P1.99  Jan. 4  Thermal Microhabitat Selection in Hatchling Anoles WALGUARNERY, J.W.; University of Tennessee jwalguar@utk.edu

The Caribbean lizards of the genus Anolis serve as a model taxon in the study of interspecific competition and comprise the basis for one of the most well-developed conceptualizations of multidimensional niche partitioning. Lizards, as ectothermic vertebrates, depend on variation in the thermal environment to maintain body temperature near species-specific physiological optima, and thermal microhabitat has been regarded as a major axis along which sympatric anoles partition resources. Typically, assessment of interspecific partitioning of thermal microhabitat is inferred based on measurement of body temperature in adult lizards, despite theoretical and empirical reasons to assume a variable relationship between body temperature and thermal resources. In particular, body size is expected to influence thermal exchange with the environment and therefore the pattern of thermal microhabitat utilization.
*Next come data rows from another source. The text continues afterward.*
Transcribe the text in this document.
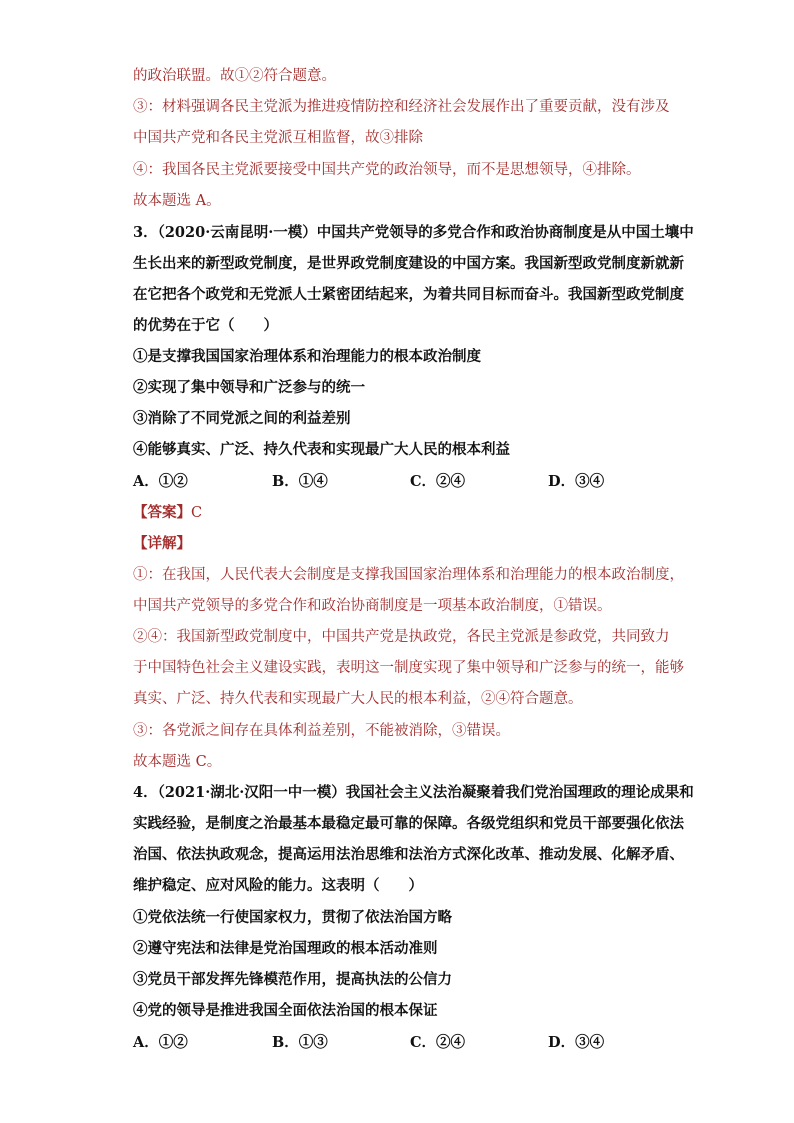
的政治联盟。故①②符合题意。
③：材料强调各民主党派为推进疫情防控和经济社会发展作出了重要贡献，没有涉及
中国共产党和各民主党派互相监督，故③排除
④：我国各民主党派要接受中国共产党的政治领导，而不是思想领导，④排除。
故本题选 A。
3．（2020·云南昆明·一模）中国共产党领导的多党合作和政治协商制度是从中国土壤中
生长出来的新型政党制度，是世界政党制度建设的中国方案。我国新型政党制度新就新
在它把各个政党和无党派人士紧密团结起来，为着共同目标而奋斗。我国新型政党制度
的优势在于它（　　）
①是支撑我国国家治理体系和治理能力的根本政治制度
②实现了集中领导和广泛参与的统一
③消除了不同党派之间的利益差别
④能够真实、广泛、持久代表和实现最广大人民的根本利益
A．①②	B．①④	C．②④	D．③④
【答案】C
【详解】
①：在我国，人民代表大会制度是支撑我国国家治理体系和治理能力的根本政治制度，
中国共产党领导的多党合作和政治协商制度是一项基本政治制度，①错误。
②④：我国新型政党制度中，中国共产党是执政党，各民主党派是参政党，共同致力
于中国特色社会主义建设实践，表明这一制度实现了集中领导和广泛参与的统一，能够
真实、广泛、持久代表和实现最广大人民的根本利益，②④符合题意。
③：各党派之间存在具体利益差别，不能被消除，③错误。
故本题选 C。
4．（2021·湖北·汉阳一中一模）我国社会主义法治凝聚着我们党治国理政的理论成果和
实践经验，是制度之治最基本最稳定最可靠的保障。各级党组织和党员干部要强化依法
治国、依法执政观念，提高运用法治思维和法治方式深化改革、推动发展、化解矛盾、
维护稳定、应对风险的能力。这表明（　　）
①党依法统一行使国家权力，贯彻了依法治国方略
②遵守宪法和法律是党治国理政的根本活动准则
③党员干部发挥先锋模范作用，提高执法的公信力
④党的领导是推进我国全面依法治国的根本保证
A．①②	B．①③	C．②④	D．③④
In the present study, I directly determine thermal microhabitat preference in hatchlings of the purported competitors, A. carolinensis and A. sagrei through laboratory observation of movement over fine-scale substrate temperature gradients and describe empirically derived rates of heating and cooling via conduction. Despite high variance in selected temperatures, hatchlings of these species exhibited a significant difference in mean thermal microhabitat preference. Results of this investigation contrast those for adult anoles and suggest important effects of scale and ontogeny in resource partitioning.